The more things change ...

At least for this coming round, any change in the top echelons of all the dreadful parties seems impossible.

There is much babble — in and out of the media — about ‘change’. ‘It is time for a change of guard’, one commentator has it, others say that without ‘change’ this country is doomed. But no one has spelt out exactly what should be this much desired ‘change’ and who will bring it about. Some have even predicted that change is coming, that it is around the blind corner — the newly appointed chief election commissioner has told us that we should get ready for change. Then, there are the many who agree that Pakistan cannot afford another five-year term of Asif Ali Zardari, so change there must be.

Well, at this point in time, it is somewhat difficult to envisage ‘change’. Imran Khan, if memory serves, was the main instigator of a required change, but so far, his suggested agenda has been unrealistic and certain points have even been potentially damaging. He has been analysed dry by our expert pundits and has bared himself in his book, so presumably we know ‘all’. The factors that go in his favour are that he is clean, materially totally free of any taint of corruption (morally is another matter) and he is untried. With the manpower he has at hand right now, is it realistically even remotely likely that he can be the man to usher in change?

We are now in July and there are no signs of elections. Asif Zardari, co-chairman of the ruling party, announced in Karachi on July 10 that elections will be held ‘on time’. (As head of state, he is out of line when making such a statement.) So, does that mean next year? Presumably, it would suit Zardari to drag out this unbelievably inept — even ridiculous — government to the end point. But what can he do to ensure that he is re-elected by whatever government for a further term so that he can bask in another safe period of immunity?

Elections are bound to happen. We have no Ayubs, Zias or Musharrafs, but only one gentleman by the name of Kayani who is the most unlikely of spoilers. Politicised since his stint as the DG-ISI when he used his negotiating skills to the full in the immoral matter of the National Reconciliation Ordinance, those who have strange hopes stand no chance, as on that front, nothing can happen. And there is not even a Kakar, clean as a whistle as he was, who in 1993, without raising his swagger stick, sent home a president and a prime minister in one fell swoop.


So what sort of change can we hope for? The old guard, the perennial politicos — many so familiar to us since the 1980s — and their families, are lining up with the ballot boxes in view. At least for this coming round, any change in the top echelons of all the dreadful parties seems impossible. It would be the height of optimism to expect that Tsunami Imran can make any dent in the queue of the many times tried, miserably failed bunch of brigands, corrupt to the core, with ineptitude seeping out of their every pore.

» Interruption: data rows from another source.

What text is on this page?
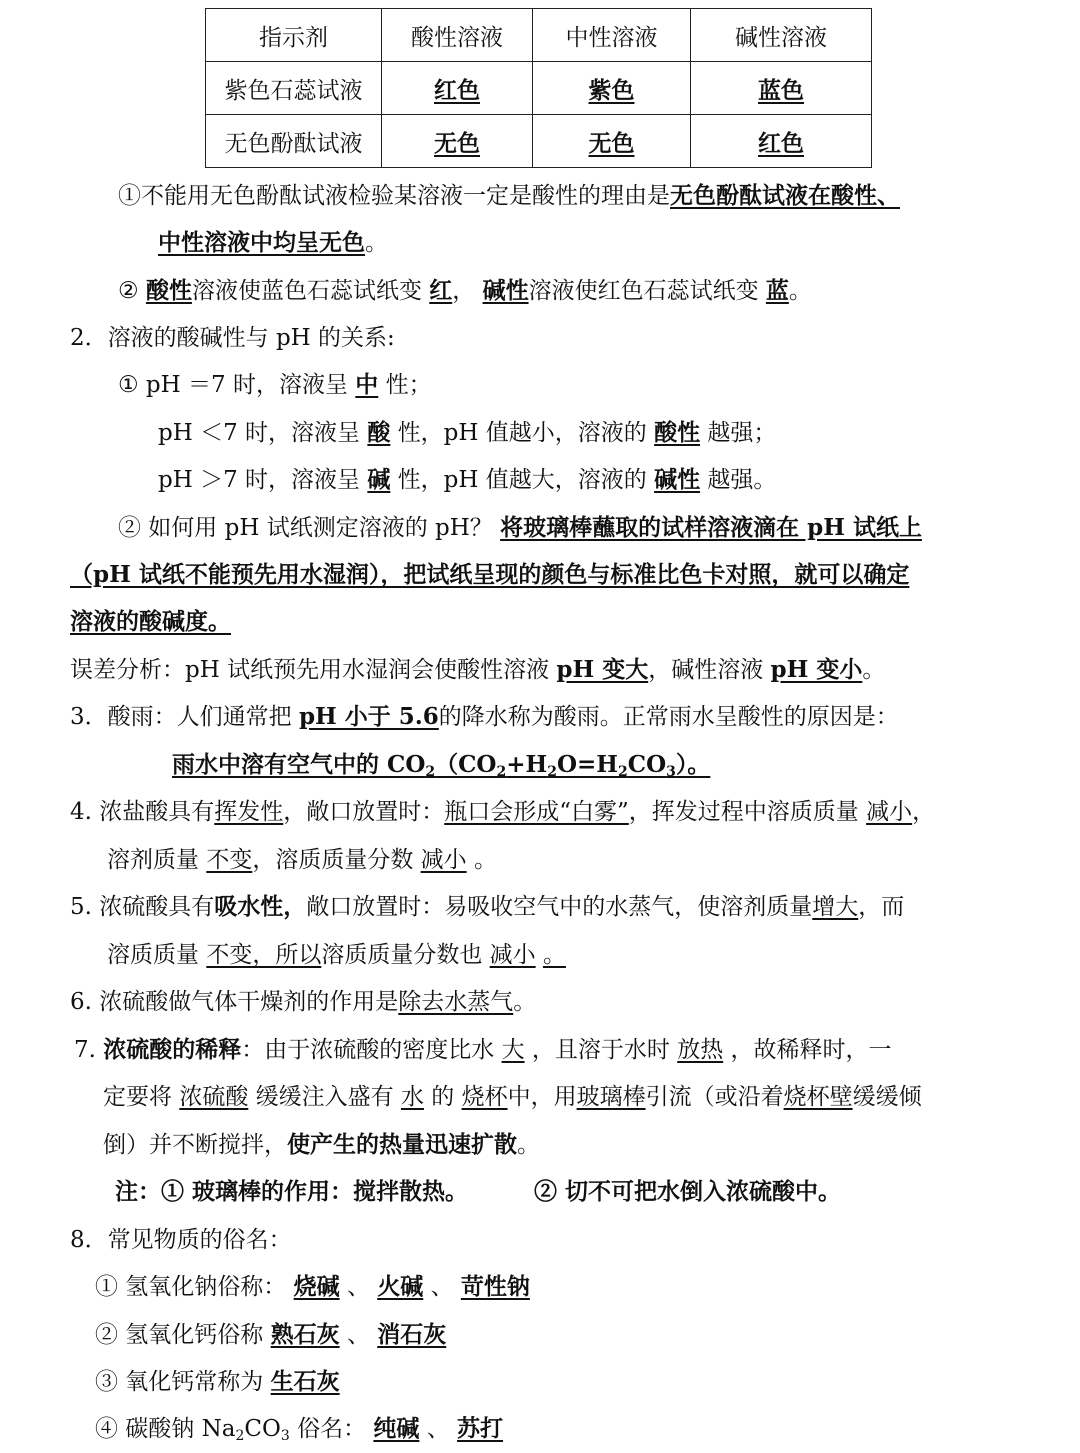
指示剂	酸性溶液	中性溶液	碱性溶液
紫色石蕊试液	红色	紫色	蓝色
无色酚酞试液	无色	无色	红色
①不能用无色酚酞试液检验某溶液一定是酸性的理由是无色酚酞试液在酸性、
中性溶液中均呈无色。
② 酸性溶液使蓝色石蕊试纸变 红， 碱性溶液使红色石蕊试纸变 蓝。
2．溶液的酸碱性与 pH 的关系:
① pH ＝7 时，溶液呈 中 性；
pH ＜7 时，溶液呈 酸 性，pH 值越小，溶液的 酸性 越强；
pH ＞7 时，溶液呈 碱 性，pH 值越大，溶液的 碱性 越强。
② 如何用 pH 试纸测定溶液的 pH？ 将玻璃棒蘸取的试样溶液滴在 pH 试纸上
（pH 试纸不能预先用水湿润），把试纸呈现的颜色与标准比色卡对照，就可以确定
溶液的酸碱度。
误差分析：pH 试纸预先用水湿润会使酸性溶液 pH 变大，碱性溶液 pH 变小。
3．酸雨：人们通常把 pH 小于 5.6的降水称为酸雨。正常雨水呈酸性的原因是：
雨水中溶有空气中的 $CO_2(CO_2+H_2O=H_2CO_3)$。
4. 浓盐酸具有挥发性，敞口放置时：瓶口会形成“白雾”，挥发过程中溶质质量 减小，
溶剂质量 不变，溶质质量分数 减小 。
5. 浓硫酸具有吸水性，敞口放置时：易吸收空气中的水蒸气，使溶剂质量增大，而
溶质质量 不变，所以溶质质量分数也 减小 。
6. 浓硫酸做气体干燥剂的作用是除去水蒸气。
7. 浓硫酸的稀释：由于浓硫酸的密度比水 大 ，且溶于水时 放热 ，故稀释时，一
定要将 浓硫酸 缓缓注入盛有 水 的 烧杯中，用玻璃棒引流（或沿着烧杯壁缓缓倾
倒）并不断搅拌，使产生的热量迅速扩散。
注：① 玻璃棒的作用：搅拌散热。	② 切不可把水倒入浓硫酸中。
8．常见物质的俗名：
① 氢氧化钠俗称： 烧碱 、 火碱 、 苛性钠
② 氢氧化钙俗称 熟石灰 、 消石灰
③ 氧化钙常称为 生石灰
④ 碳酸钠 $Na_2CO_3$ 俗名： 纯碱 、 苏打
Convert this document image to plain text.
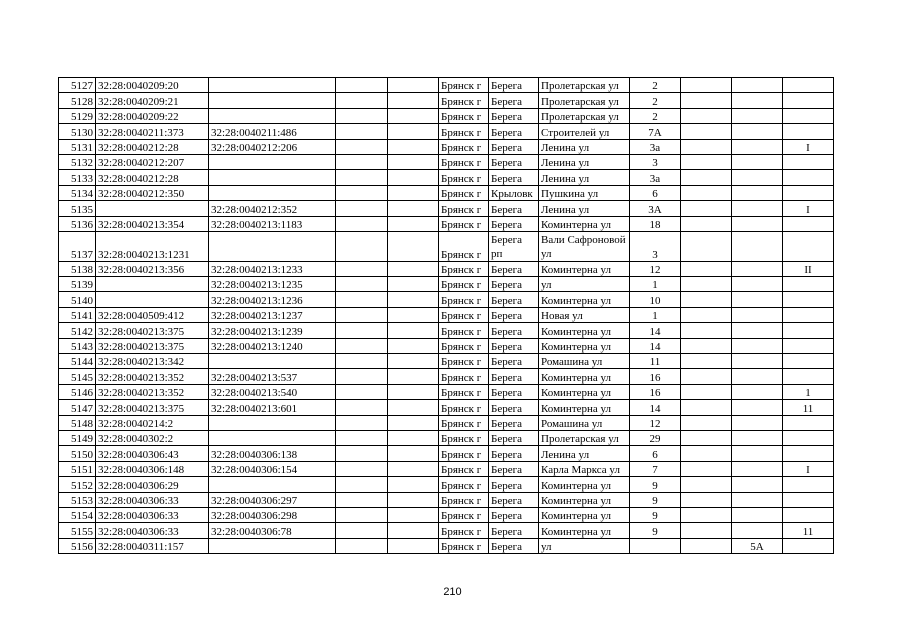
5127	32:28:0040209:20				Брянск г	Берега	Пролетарская ул	2			
5128	32:28:0040209:21				Брянск г	Берега	Пролетарская ул	2			
5129	32:28:0040209:22				Брянск г	Берега	Пролетарская ул	2			
5130	32:28:0040211:373	32:28:0040211:486			Брянск г	Берега	Строителей ул	7А			
5131	32:28:0040212:28	32:28:0040212:206			Брянск г	Берега	Ленина ул	3а			I
5132	32:28:0040212:207				Брянск г	Берега	Ленина ул	3			
5133	32:28:0040212:28				Брянск г	Берега	Ленина ул	3а			
5134	32:28:0040212:350				Брянск г	Крыловк	Пушкина ул	6			
5135		32:28:0040212:352			Брянск г	Берега	Ленина ул	3А			I
5136	32:28:0040213:354	32:28:0040213:1183			Брянск г	Берега	Коминтерна ул	18			
5137	32:28:0040213:1231				Брянск г	Берега рп	Вали Сафроновой ул	3			
5138	32:28:0040213:356	32:28:0040213:1233			Брянск г	Берега	Коминтерна ул	12			II
5139		32:28:0040213:1235			Брянск г	Берега	ул	1			
5140		32:28:0040213:1236			Брянск г	Берега	Коминтерна ул	10			
5141	32:28:0040509:412	32:28:0040213:1237			Брянск г	Берега	Новая ул	1			
5142	32:28:0040213:375	32:28:0040213:1239			Брянск г	Берега	Коминтерна ул	14			
5143	32:28:0040213:375	32:28:0040213:1240			Брянск г	Берега	Коминтерна ул	14			
5144	32:28:0040213:342				Брянск г	Берега	Ромашина ул	11			
5145	32:28:0040213:352	32:28:0040213:537			Брянск г	Берега	Коминтерна ул	16			
5146	32:28:0040213:352	32:28:0040213:540			Брянск г	Берега	Коминтерна ул	16			1
5147	32:28:0040213:375	32:28:0040213:601			Брянск г	Берега	Коминтерна ул	14			11
5148	32:28:0040214:2				Брянск г	Берега	Ромашина ул	12			
5149	32:28:0040302:2				Брянск г	Берега	Пролетарская ул	29			
5150	32:28:0040306:43	32:28:0040306:138			Брянск г	Берега	Ленина ул	6			
5151	32:28:0040306:148	32:28:0040306:154			Брянск г	Берега	Карла Маркса ул	7			I
5152	32:28:0040306:29				Брянск г	Берега	Коминтерна ул	9			
5153	32:28:0040306:33	32:28:0040306:297			Брянск г	Берега	Коминтерна ул	9			
5154	32:28:0040306:33	32:28:0040306:298			Брянск г	Берега	Коминтерна ул	9			
5155	32:28:0040306:33	32:28:0040306:78			Брянск г	Берега	Коминтерна ул	9			11
5156	32:28:0040311:157				Брянск г	Берега	ул			5А	
210
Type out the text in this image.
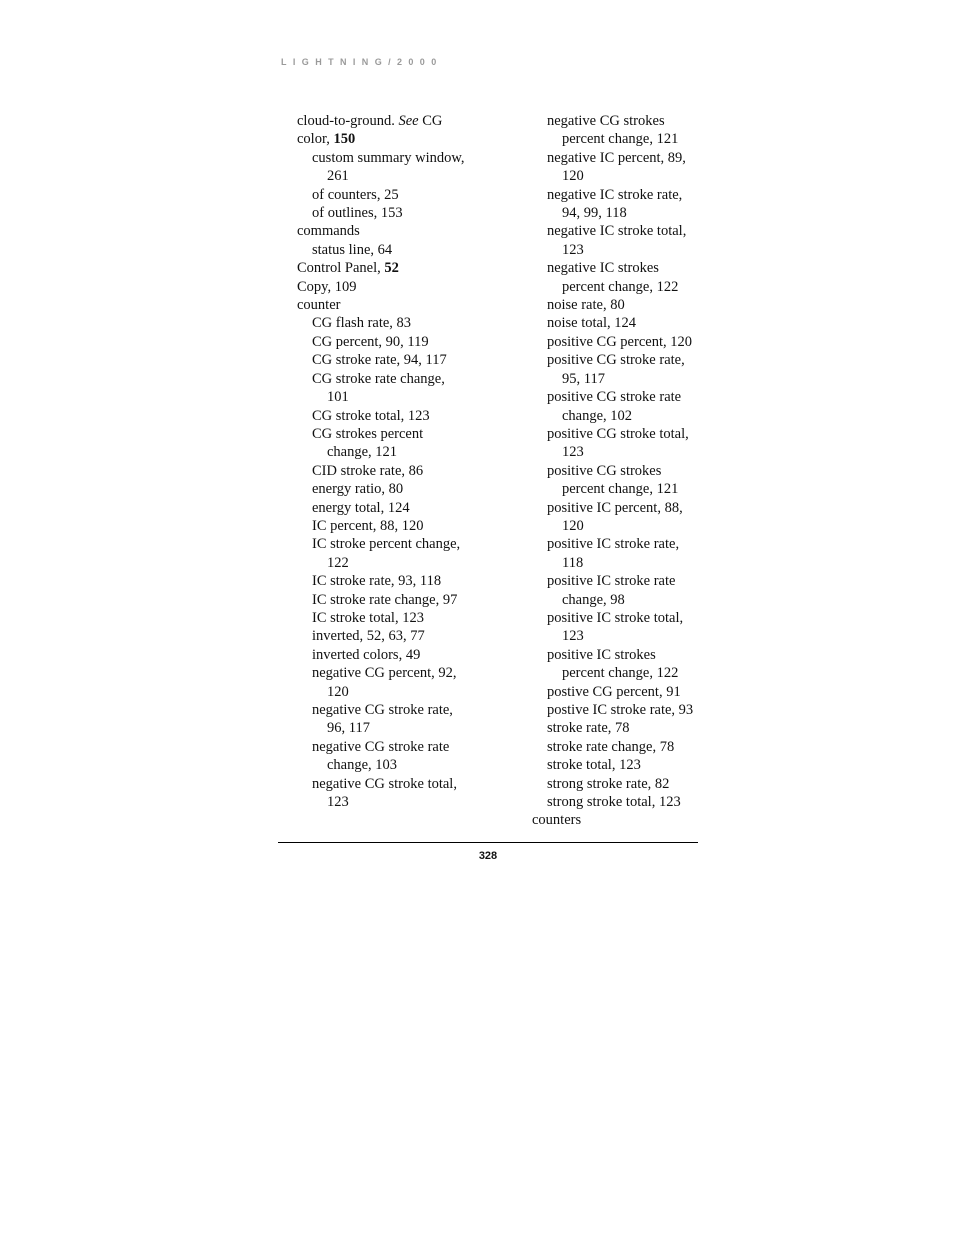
LIGHTNING/2000
cloud-to-ground. See CG
color, 150
custom summary window,
261
of counters, 25
of outlines, 153
commands
status line, 64
Control Panel, 52
Copy, 109
counter
CG flash rate, 83
CG percent, 90, 119
CG stroke rate, 94, 117
CG stroke rate change,
101
CG stroke total, 123
CG strokes percent
change, 121
CID stroke rate, 86
energy ratio, 80
energy total, 124
IC percent, 88, 120
IC stroke percent change,
122
IC stroke rate, 93, 118
IC stroke rate change, 97
IC stroke total, 123
inverted, 52, 63, 77
inverted colors, 49
negative CG percent, 92,
120
negative CG stroke rate,
96, 117
negative CG stroke rate
change, 103
negative CG stroke total,
123
negative CG strokes
percent change, 121
negative IC percent, 89,
120
negative IC stroke rate,
94, 99, 118
negative IC stroke total,
123
negative IC strokes
percent change, 122
noise rate, 80
noise total, 124
positive CG percent, 120
positive CG stroke rate,
95, 117
positive CG stroke rate
change, 102
positive CG stroke total,
123
positive CG strokes
percent change, 121
positive IC percent, 88,
120
positive IC stroke rate,
118
positive IC stroke rate
change, 98
positive IC stroke total,
123
positive IC strokes
percent change, 122
postive CG percent, 91
postive IC stroke rate, 93
stroke rate, 78
stroke rate change, 78
stroke total, 123
strong stroke rate, 82
strong stroke total, 123
counters
328
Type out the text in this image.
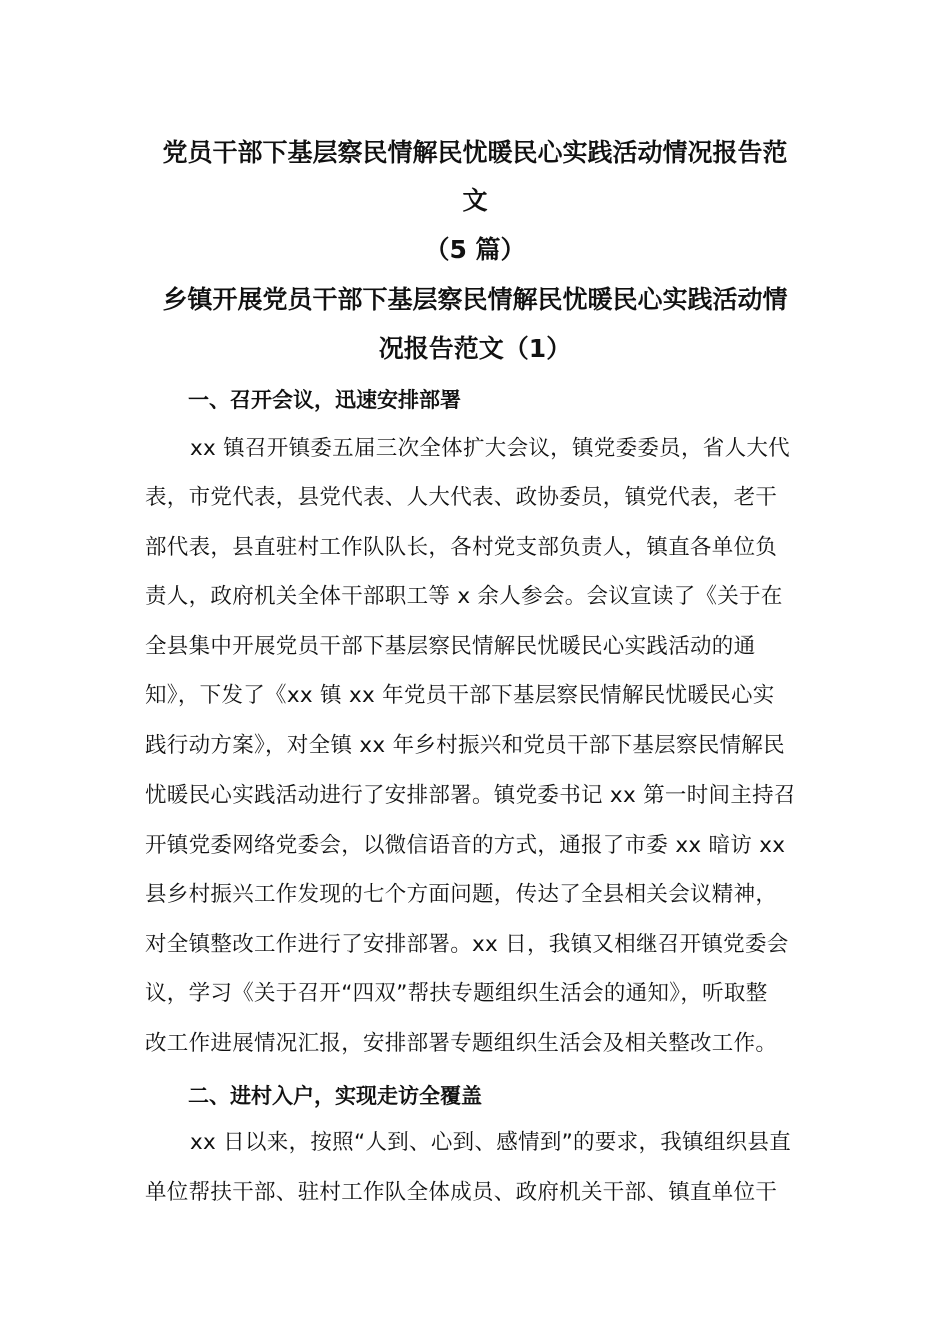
党员干部下基层察民情解民忧暖民心实践活动情况报告范
文
（5 篇）
乡镇开展党员干部下基层察民情解民忧暖民心实践活动情
况报告范文（1）
一、召开会议，迅速安排部署
xx 镇召开镇委五届三次全体扩大会议，镇党委委员，省人大代
表，市党代表，县党代表、人大代表、政协委员，镇党代表，老干
部代表，县直驻村工作队队长，各村党支部负责人，镇直各单位负
责人，政府机关全体干部职工等 x 余人参会。会议宣读了《关于在
全县集中开展党员干部下基层察民情解民忧暖民心实践活动的通
知》，下发了《xx 镇 xx 年党员干部下基层察民情解民忧暖民心实
践行动方案》，对全镇 xx 年乡村振兴和党员干部下基层察民情解民
忧暖民心实践活动进行了安排部署。镇党委书记 xx 第一时间主持召
开镇党委网络党委会，以微信语音的方式，通报了市委 xx 暗访 xx
县乡村振兴工作发现的七个方面问题，传达了全县相关会议精神，
对全镇整改工作进行了安排部署。xx 日，我镇又相继召开镇党委会
议，学习《关于召开“四双”帮扶专题组织生活会的通知》，听取整
改工作进展情况汇报，安排部署专题组织生活会及相关整改工作。
二、进村入户，实现走访全覆盖
xx 日以来，按照“人到、心到、感情到”的要求，我镇组织县直
单位帮扶干部、驻村工作队全体成员、政府机关干部、镇直单位干
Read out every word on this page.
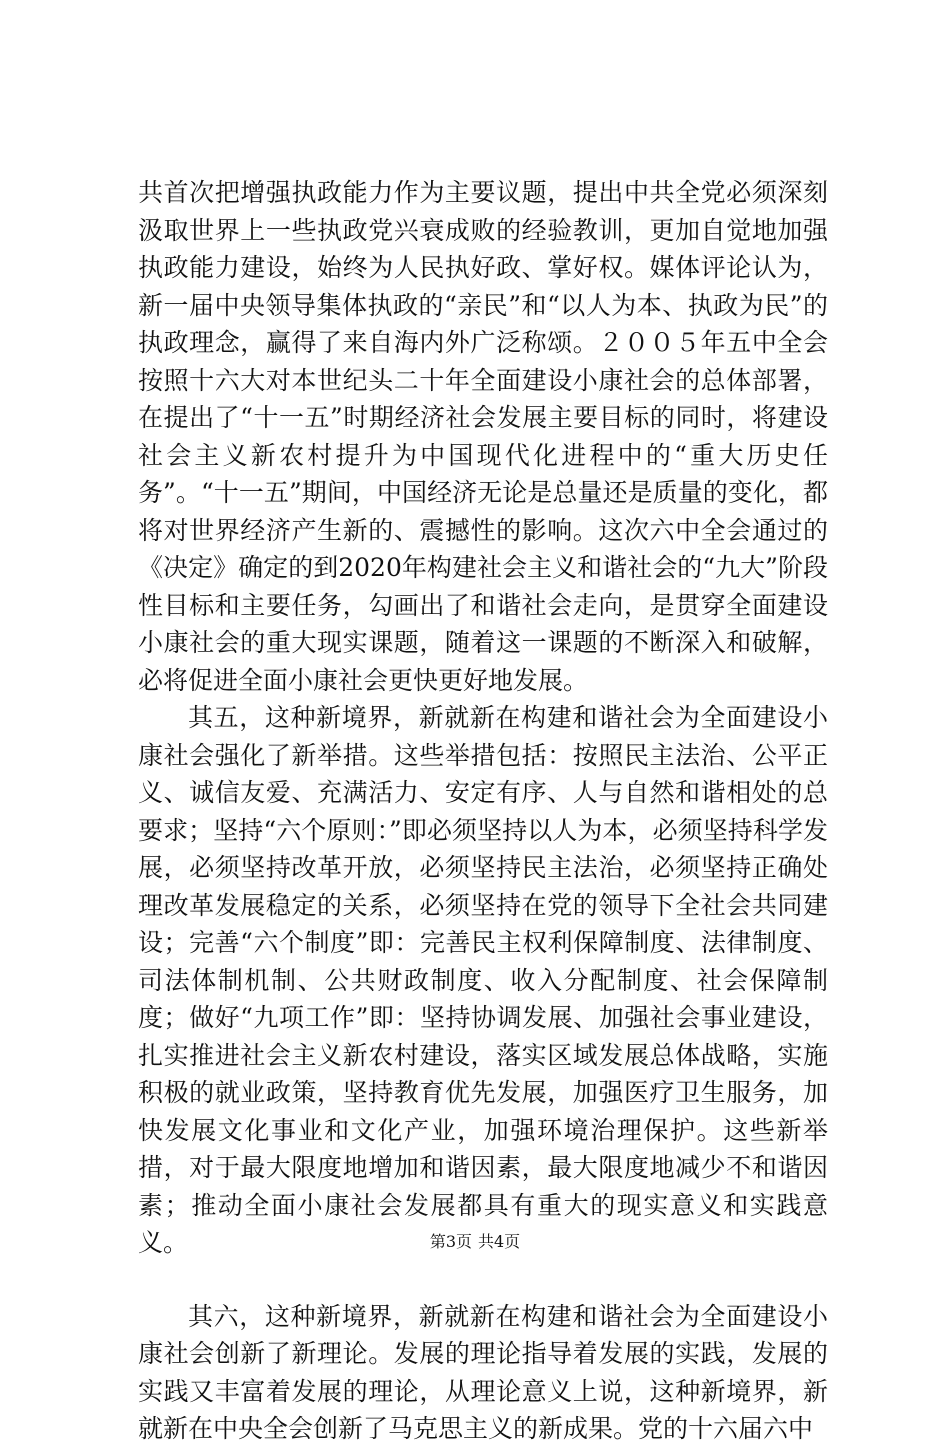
共首次把增强执政能力作为主要议题，提出中共全党必须深刻汲取世界上一些执政党兴衰成败的经验教训，更加自觉地加强执政能力建设，始终为人民执好政、掌好权。媒体评论认为，新一届中央领导集体执政的“亲民”和“以人为本、执政为民”的执政理念，赢得了来自海内外广泛称颂。２００５年五中全会按照十六大对本世纪头二十年全面建设小康社会的总体部署，在提出了“十一五”时期经济社会发展主要目标的同时，将建设社会主义新农村提升为中国现代化进程中的“重大历史任务”。“十一五”期间，中国经济无论是总量还是质量的变化，都将对世界经济产生新的、震撼性的影响。这次六中全会通过的《决定》确定的到2020年构建社会主义和谐社会的“九大”阶段性目标和主要任务，勾画出了和谐社会走向，是贯穿全面建设小康社会的重大现实课题，随着这一课题的不断深入和破解，必将促进全面小康社会更快更好地发展。

其五，这种新境界，新就新在构建和谐社会为全面建设小康社会强化了新举措。这些举措包括：按照民主法治、公平正义、诚信友爱、充满活力、安定有序、人与自然和谐相处的总要求；坚持“六个原则：”即必须坚持以人为本，必须坚持科学发展，必须坚持改革开放，必须坚持民主法治，必须坚持正确处理改革发展稳定的关系，必须坚持在党的领导下全社会共同建设；完善“六个制度”即：完善民主权利保障制度、法律制度、司法体制机制、公共财政制度、收入分配制度、社会保障制度；做好“九项工作”即：坚持协调发展、加强社会事业建设，扎实推进社会主义新农村建设，落实区域发展总体战略，实施积极的就业政策，坚持教育优先发展，加强医疗卫生服务，加快发展文化事业和文化产业，加强环境治理保护。这些新举措，对于最大限度地增加和谐因素，最大限度地减少不和谐因素；推动全面小康社会发展都具有重大的现实意义和实践意义。

其六，这种新境界，新就新在构建和谐社会为全面建设小康社会创新了新理论。发展的理论指导着发展的实践，发展的实践又丰富着发展的理论，从理论意义上说，这种新境界，新就新在中央全会创新了马克思主义的新成果。党的十六届六中

第3页 共4页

Who will change what? Are the Taliban to be tamed into refraining from beheading members of the security forces, from blowing up soldiers in their camps, from terrorising those in whose midst they exist and operate? Will they be persuaded to cease the almost daily bombings of schools up on the wild-west frontier? Will the Baloch militants be dissuaded from executing busloads of innocents traversing their territory?

Will so many things that need change be changed so that Pakistan can become a responsible member of the comity of democratic nations, rather than a fly-weight flexing its muscles in vain? The list goes on — and on — for far more space than is allowed to this column.

Published in The Express Tribune, July 14th, 2012.